Step 3: Migrate blog posts

So if you haven't noticed, the steps I took before to get to this point has ultimately been an effort to make it such that my blog posts are nothing but text-based content linking to outside third-party systems for any other functionality. Sure, there's formatted text but that's pretty much it. That was my goal since Ghost posts are pure and simple Markdown with a little bit of additional metadata.

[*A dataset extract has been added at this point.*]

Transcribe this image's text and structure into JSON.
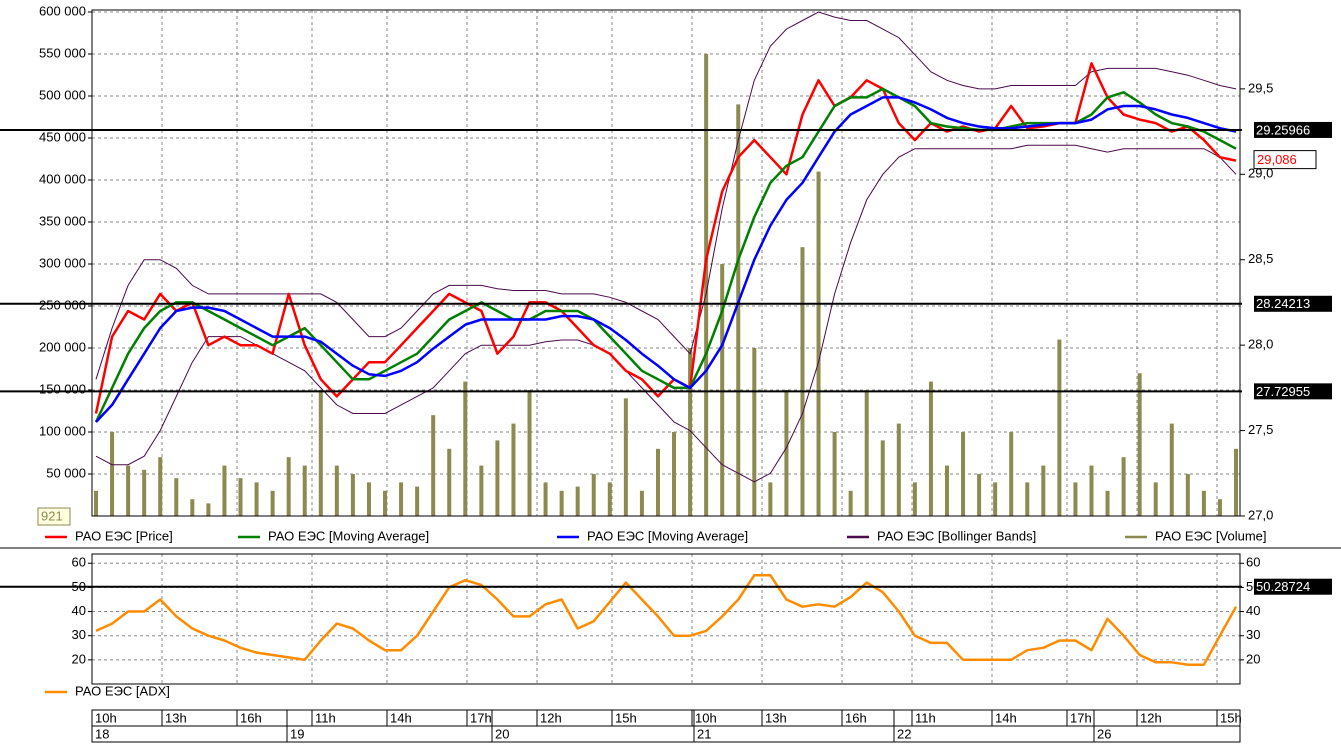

Now that I was to this point, I was ready to move the posts over. This process looked something like this (I'm ignoring installation & configuration of Ghost, DNS, Cloudflare, etc.):

  1. Installed the Ghost plugin for Wordpress(If you haven't noticed, there's a plugin to Wordpress for almost everything, which is why it's so popular!)
  2. The plugin has an "Export to Ghost" feature that generates a JSON file for you to download. This is what you need.
  3. Once you have the JSON file download, go into your new Ghost deployment and upload it into Ghost.
  4. Go check it out and fix up anything that's wacky
How'd it go?

Well enough. I actually had to hack at the JSON file a little bit. For some reason, the way it was exporting users from Wordpress was preventing the file from importing into Ghost. A little bit of googling helped me find the problem and I was able to get it working. Unfortunately, I can't really elaborate on what I did. Other than this, it was about what you would expect: The import worked well for about 95% of things but still needed some manual touching up to be 100% good (which I've not yet fully done). The specific issues I had to manually touch up:

  • Hacking at the JSON file to get it to import successfully
  • Reformatting all of my formatted code in blog posts (I think this was mostly because years ago I got a little fancy with a code formatting plugin in Wordpress that used some non-standard syntax - you may not have this same problem). I think I still have some poorly-formatted code in some old posts to keep going through. I fixed some but not all of them.
  • The JSON import will create a new user and attribute all posts to that user - it won't be attributed to your current user in Ghost. I initially started to move them from one user to another until I decided not to and just let old posts stay assigned to the other user. So I just tweaked the two users' metadata such that it won't impact my site's readers in any meaningful way but if I ever need to know which posts are "old Wordpress posts" instead of Ghosts posts, this is one way I can do that. You know, like when I finally recover my old blog's comments.
  • Other than that, I think there might have been 1-2 random things to address. Nothing major.

Wrap-up

Overall, it was a pretty easy process. I think I spent more time figuring out how to do things than I did actually doing things. The end product wasn't perfect but I think with more planning, and if I spent more time practicing the migration, I could have gotten it to perfect. But I'm very satisfied with the results and, so far, I'm enjoying the Ghost platform much more than I was with Wordpress. Between the ability to load it up with plugins and tweaks you can make and advanced settings to play with in addition to the burden of security, Wordpress was becoming a liability for me and it's nice no longer having that burden. Ghost is much simpler and takes far less of my time to do anything with it. I'd do it all over again if I had the choice though I'd probably have spent another hour or two trying to get my comments to come through seemlessly if I knew then what I know now.